Word that you should replace the paths to match the S3 bucket you’re utilizing as a substitute of the CodeWhisperer-generated bucket.

From the previous code snippet, CodeWhisperer used Spark DataFrames to learn the CSV recordsdata.

Now you can strive some rephrasing to get a suggestion with DynamicFrame capabilities:

# Learn CSV file from S3 with the header format possibility utilizing DynamicFrame"

Now CodeWhisperer will generate a code snippet that’s near the next:

dyF = glueContext.create_dynamic_frame.from_options(
    connection_type="s3",
    connection_options={
        "paths": ["s3://<bucket>/<path>/highest_earning_players.csv"],
        "recurse": True,
    },
    format="csv",
    format_options={
        "withHeader": True,
    },
    transformation_ctx="dyF")

Rephrasing the sentences written now has proved that after some modifications to the feedback we wrote, we acquired the proper advice from CodeWhisperer.

Subsequent, use CodeWhisperer to print the schema of the previous AWS Glue DynamicFrame by utilizing the next remark:
```
# Print the schema of the above DynamicFrame
```

CodeWhisperer will generate a code snippet that’s near the next:

We get the next output.

Now we use CodeWhisperer to create some transformation capabilities that may manipulate the AWS Glue DynamicFrame learn earlier. We begin by getting into code in a brand new cell.
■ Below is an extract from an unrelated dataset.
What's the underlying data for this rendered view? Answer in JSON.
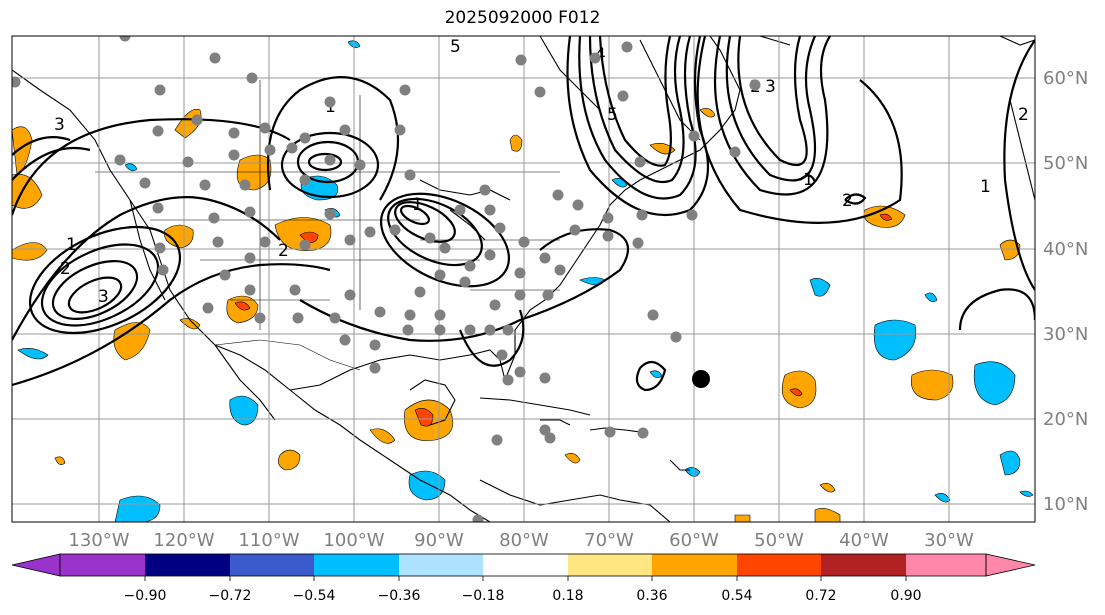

First, check if CodeWhisperer can use the proper AWS Glue context capabilities like ResolveChoice:
```
# Convert the "PlayerId" sort from string to integer
```

CodeWhisperer has really useful a code snippet much like the next:

dyF = dyF.resolveChoice(specs=[('PlayerId', 'cast:long')])
dyF.printSchema()

The previous code snippet doesn’t precisely characterize the remark that we entered.

You may apply sentence paraphrasing and simplifying by offering the next three feedback. Each has totally different ask and we use the withColumn Spark Body methodology, which is utilized in casting columns sorts:
```
# Convert the DynamicFrame to spark knowledge body
# Forged the 'PlayerId' column from string to Integer utilizing WithColumn perform
 # Convert the spark body again to DynamicFrame and print the schema
```

CodeWhisperer will choose up the previous instructions and suggest the next code snippet in sequence:

df = dyF.toDF()
df = df.withColumn("PlayerId", df["PlayerId"].forged("integer"))
dyF = DynamicFrame.fromDF(df, glueContext, "dyF")
dyF.printSchema()

The next output confirms the PlayerId column is modified from string to integer.